The pontiff also indicated that contraception is one of the topics that will be taken up at the upcoming synod on the families. That synod is also widely expected to address the situation of divorced Catholics who have contracted a second civil marriage.

Pope Francis spoke of the necessity of the synod, lamenting the current situation of the family. “Few young people marry,” he said. “There are many separated families in which the project of common life has failed. The children suffer greatly.” 

“We must give a response,” he added, saying that such a response cannot take the form of “casuistry,” which he described as “a simplification of profound things.” 

“It is in light of the deep reflection that we will be able to seriously confront particular situations, also those of the divorced, with a pastoral depth,” he said. 

The pope was also asked about a controversial keynote address given by Cardinal Walter Kasper during the recent consistory, in which the cardinal had appeared to propose that the Catholic Church should create a kind of second-tier of marriage that would allow for divorced and civilly remarried Catholics to receive the sacraments, including Holy Communion.

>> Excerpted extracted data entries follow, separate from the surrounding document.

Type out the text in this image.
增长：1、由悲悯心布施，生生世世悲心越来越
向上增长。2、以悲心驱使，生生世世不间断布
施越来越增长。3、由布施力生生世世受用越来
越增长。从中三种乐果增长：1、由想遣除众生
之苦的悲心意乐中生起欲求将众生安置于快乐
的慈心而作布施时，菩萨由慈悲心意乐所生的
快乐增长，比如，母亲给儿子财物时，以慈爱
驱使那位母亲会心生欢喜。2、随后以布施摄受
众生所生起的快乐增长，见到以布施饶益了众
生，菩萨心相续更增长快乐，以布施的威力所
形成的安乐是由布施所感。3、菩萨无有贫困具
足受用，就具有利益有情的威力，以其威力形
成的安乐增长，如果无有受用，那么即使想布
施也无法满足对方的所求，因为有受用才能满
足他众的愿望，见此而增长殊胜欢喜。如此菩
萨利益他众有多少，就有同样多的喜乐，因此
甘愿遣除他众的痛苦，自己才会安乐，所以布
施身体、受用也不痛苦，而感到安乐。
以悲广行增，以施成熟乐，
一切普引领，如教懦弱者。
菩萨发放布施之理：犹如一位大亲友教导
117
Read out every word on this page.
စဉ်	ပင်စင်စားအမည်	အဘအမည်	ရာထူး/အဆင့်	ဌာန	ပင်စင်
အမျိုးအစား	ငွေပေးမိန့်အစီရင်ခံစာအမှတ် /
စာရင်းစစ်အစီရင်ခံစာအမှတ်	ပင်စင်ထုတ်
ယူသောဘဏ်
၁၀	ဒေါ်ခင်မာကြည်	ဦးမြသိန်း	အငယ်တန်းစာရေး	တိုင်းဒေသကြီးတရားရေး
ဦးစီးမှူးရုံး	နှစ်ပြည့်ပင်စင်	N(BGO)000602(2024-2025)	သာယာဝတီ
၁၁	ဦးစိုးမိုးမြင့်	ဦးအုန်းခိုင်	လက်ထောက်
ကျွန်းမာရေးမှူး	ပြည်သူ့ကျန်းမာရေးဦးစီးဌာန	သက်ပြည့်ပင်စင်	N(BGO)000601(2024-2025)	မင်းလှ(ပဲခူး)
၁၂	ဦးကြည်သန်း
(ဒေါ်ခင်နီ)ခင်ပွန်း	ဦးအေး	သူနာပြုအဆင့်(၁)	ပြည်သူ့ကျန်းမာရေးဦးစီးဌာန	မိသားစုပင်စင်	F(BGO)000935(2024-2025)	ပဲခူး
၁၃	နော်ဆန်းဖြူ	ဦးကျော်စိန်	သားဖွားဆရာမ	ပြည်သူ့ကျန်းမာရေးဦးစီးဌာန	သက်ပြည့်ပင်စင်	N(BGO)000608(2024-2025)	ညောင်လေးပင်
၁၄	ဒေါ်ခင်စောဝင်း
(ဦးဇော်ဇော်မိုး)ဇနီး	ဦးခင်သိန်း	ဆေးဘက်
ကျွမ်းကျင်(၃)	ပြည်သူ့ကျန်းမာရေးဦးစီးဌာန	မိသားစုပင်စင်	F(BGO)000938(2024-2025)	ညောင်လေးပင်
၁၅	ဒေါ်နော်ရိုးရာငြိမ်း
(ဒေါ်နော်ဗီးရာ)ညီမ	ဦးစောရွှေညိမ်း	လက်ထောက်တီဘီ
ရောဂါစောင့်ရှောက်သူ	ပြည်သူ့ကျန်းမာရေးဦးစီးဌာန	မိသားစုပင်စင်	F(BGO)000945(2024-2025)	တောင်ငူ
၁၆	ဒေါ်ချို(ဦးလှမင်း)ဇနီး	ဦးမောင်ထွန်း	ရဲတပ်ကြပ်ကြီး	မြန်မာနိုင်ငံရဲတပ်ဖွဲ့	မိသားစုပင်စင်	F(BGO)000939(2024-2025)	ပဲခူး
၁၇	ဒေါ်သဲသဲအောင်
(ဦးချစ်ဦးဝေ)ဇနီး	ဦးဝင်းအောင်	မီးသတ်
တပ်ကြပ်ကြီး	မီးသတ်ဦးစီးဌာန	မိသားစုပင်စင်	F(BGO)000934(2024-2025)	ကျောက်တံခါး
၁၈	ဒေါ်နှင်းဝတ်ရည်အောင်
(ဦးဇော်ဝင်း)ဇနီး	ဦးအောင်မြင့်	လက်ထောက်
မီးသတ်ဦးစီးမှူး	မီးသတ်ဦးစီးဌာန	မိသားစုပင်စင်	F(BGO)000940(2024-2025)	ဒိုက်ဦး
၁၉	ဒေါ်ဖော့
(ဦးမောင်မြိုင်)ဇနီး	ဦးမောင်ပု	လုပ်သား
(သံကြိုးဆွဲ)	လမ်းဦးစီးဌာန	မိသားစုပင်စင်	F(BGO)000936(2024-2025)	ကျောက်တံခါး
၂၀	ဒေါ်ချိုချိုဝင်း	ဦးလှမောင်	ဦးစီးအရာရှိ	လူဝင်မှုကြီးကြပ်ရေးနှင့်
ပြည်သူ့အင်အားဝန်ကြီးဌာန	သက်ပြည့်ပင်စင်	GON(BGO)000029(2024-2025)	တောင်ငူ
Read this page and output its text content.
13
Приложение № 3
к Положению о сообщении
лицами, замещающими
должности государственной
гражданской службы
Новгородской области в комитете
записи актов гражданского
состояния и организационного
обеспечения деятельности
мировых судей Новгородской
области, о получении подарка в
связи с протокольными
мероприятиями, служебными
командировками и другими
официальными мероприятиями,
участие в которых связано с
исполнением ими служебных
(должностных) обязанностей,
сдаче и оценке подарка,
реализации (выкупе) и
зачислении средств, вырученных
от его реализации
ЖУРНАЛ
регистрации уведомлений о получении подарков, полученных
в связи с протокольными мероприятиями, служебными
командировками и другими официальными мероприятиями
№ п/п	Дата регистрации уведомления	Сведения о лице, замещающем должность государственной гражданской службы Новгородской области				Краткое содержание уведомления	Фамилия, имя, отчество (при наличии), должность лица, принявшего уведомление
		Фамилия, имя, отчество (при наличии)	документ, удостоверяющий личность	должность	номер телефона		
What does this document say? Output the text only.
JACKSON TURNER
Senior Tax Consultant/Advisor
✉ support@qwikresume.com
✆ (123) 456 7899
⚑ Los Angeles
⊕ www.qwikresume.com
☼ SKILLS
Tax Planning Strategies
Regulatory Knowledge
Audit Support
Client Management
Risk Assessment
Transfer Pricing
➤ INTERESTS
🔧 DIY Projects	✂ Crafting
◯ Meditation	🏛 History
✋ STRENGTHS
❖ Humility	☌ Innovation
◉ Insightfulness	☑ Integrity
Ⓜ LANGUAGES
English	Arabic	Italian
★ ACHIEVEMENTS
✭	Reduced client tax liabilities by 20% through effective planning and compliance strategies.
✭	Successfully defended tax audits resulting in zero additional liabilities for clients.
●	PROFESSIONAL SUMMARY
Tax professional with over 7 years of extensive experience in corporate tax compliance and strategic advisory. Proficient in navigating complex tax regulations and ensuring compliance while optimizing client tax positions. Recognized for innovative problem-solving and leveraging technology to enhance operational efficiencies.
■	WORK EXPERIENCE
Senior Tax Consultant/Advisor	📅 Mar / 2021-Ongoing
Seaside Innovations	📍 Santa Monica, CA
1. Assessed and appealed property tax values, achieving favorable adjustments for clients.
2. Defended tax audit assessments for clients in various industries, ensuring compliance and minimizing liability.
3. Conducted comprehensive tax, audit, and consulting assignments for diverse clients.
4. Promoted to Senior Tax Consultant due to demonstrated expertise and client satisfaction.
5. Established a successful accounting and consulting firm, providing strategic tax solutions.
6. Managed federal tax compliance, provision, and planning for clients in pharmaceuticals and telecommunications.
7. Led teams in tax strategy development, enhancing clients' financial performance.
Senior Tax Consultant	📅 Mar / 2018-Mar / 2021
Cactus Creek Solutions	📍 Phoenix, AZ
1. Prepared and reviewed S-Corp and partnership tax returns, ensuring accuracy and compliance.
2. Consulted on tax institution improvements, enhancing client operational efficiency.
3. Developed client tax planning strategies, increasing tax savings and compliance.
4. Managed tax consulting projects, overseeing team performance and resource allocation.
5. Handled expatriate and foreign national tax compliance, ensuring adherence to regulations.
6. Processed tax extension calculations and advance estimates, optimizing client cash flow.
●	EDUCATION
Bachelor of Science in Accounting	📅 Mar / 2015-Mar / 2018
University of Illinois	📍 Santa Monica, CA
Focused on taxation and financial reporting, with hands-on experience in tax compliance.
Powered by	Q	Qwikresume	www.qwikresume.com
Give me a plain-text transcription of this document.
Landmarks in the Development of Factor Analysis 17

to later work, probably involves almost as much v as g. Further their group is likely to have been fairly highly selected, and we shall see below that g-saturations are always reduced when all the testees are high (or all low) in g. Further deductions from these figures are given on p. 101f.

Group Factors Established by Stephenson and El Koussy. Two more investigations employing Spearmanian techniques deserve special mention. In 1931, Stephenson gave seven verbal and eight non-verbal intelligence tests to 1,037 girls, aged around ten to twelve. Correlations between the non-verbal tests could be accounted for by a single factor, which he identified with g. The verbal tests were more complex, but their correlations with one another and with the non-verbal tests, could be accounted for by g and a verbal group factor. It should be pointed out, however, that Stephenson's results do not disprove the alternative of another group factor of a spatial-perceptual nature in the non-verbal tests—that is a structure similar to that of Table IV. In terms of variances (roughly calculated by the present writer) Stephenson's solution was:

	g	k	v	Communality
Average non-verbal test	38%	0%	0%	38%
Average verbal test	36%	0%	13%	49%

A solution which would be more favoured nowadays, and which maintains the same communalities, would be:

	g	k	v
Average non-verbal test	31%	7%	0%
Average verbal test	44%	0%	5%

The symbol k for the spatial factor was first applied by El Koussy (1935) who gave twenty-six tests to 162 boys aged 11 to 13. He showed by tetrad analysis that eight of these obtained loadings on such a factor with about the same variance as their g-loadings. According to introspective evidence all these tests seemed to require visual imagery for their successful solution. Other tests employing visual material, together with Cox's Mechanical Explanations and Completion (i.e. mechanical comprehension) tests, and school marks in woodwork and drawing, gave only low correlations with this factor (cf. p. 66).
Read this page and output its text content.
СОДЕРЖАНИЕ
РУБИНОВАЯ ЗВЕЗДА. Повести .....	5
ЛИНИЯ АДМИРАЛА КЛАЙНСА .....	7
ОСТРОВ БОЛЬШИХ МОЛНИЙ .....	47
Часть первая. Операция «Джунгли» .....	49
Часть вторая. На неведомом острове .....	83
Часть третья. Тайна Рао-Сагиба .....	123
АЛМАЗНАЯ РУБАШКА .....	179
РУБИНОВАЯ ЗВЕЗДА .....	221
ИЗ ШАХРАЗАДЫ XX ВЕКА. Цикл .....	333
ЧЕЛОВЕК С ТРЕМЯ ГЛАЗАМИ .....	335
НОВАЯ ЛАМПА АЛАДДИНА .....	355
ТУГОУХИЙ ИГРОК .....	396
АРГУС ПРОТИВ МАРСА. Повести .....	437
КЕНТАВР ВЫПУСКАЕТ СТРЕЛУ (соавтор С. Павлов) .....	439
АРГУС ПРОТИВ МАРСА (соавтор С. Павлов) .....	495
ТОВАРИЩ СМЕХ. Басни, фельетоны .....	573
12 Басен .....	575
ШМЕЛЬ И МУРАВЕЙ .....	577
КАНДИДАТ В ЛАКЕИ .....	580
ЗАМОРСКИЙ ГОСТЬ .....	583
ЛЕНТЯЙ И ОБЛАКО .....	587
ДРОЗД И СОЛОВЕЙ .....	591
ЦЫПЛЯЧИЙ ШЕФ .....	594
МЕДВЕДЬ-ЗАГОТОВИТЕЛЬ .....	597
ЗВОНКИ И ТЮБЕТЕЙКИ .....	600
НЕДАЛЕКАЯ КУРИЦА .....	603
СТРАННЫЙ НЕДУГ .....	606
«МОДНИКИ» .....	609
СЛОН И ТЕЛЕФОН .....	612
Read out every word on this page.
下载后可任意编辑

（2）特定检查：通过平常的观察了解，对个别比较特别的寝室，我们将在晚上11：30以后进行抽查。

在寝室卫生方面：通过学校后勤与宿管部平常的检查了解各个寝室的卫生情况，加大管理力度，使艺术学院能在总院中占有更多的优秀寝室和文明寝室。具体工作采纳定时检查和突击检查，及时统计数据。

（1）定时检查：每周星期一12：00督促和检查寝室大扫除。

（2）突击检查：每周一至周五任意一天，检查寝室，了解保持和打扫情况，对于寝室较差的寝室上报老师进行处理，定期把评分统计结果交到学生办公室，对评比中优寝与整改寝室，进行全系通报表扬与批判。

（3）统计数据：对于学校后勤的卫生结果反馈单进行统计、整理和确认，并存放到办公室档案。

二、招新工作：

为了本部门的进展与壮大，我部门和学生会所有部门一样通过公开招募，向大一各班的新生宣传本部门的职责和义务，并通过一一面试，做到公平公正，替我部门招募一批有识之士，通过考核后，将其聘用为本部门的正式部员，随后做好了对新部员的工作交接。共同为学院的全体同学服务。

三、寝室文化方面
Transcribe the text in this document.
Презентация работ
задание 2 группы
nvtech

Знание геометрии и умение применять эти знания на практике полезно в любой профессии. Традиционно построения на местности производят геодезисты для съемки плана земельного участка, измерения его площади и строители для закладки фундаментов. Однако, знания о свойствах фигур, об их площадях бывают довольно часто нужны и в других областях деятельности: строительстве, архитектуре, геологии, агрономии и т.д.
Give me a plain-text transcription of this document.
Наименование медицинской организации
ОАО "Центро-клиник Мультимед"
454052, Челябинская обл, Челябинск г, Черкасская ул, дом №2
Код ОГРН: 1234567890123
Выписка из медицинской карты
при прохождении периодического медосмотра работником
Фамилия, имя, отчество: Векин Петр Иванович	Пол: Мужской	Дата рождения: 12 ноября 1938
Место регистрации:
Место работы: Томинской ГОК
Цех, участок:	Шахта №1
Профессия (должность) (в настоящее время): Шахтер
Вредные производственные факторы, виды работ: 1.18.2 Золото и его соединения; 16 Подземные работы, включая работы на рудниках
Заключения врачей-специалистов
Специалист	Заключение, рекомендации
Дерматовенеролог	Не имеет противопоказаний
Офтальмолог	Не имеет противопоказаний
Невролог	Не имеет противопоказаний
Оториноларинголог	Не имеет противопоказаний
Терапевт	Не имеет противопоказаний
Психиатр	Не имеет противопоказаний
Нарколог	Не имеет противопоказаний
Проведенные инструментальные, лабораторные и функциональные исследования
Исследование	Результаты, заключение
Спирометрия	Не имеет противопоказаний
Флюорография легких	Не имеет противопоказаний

This would occur “after a period of penance” but without repenting or changing their situation.

That proposal was recently criticized by Monsignor Ignacio Barreiro, head of the Rome office of Human Life International as an “offence” against the doctrine of the Church, and as a logical contradiction.

Pope Francis avoided directly agreeing or disagreeing with Cardinal Kasper’s proposal, saying only that he thought the cardinal “made a beautiful and profound presentation,” and indicating that he welcomed various opinions. 

“I would have been concerned if in the consistory there wasn’t an intense discussion,” he added. “It wouldn’t have served for anything. The cardinals knew that they could say what they wanted, and they presented many different points of view that are enriching. The fraternal and open comparisons make theological and pastoral thought grow. I am not afraid of this, actually I seek it.” 

In the interview, Pope Francis also defended Pope Benedict’s and the Catholic Church’s record in responding to the sex abuse crisis. Pointing out that the statistics show that most abuse takes place in the family, he argued that no other public institution “has done more” to face the problem. He lamented that the Church “is the only one to be attacked.”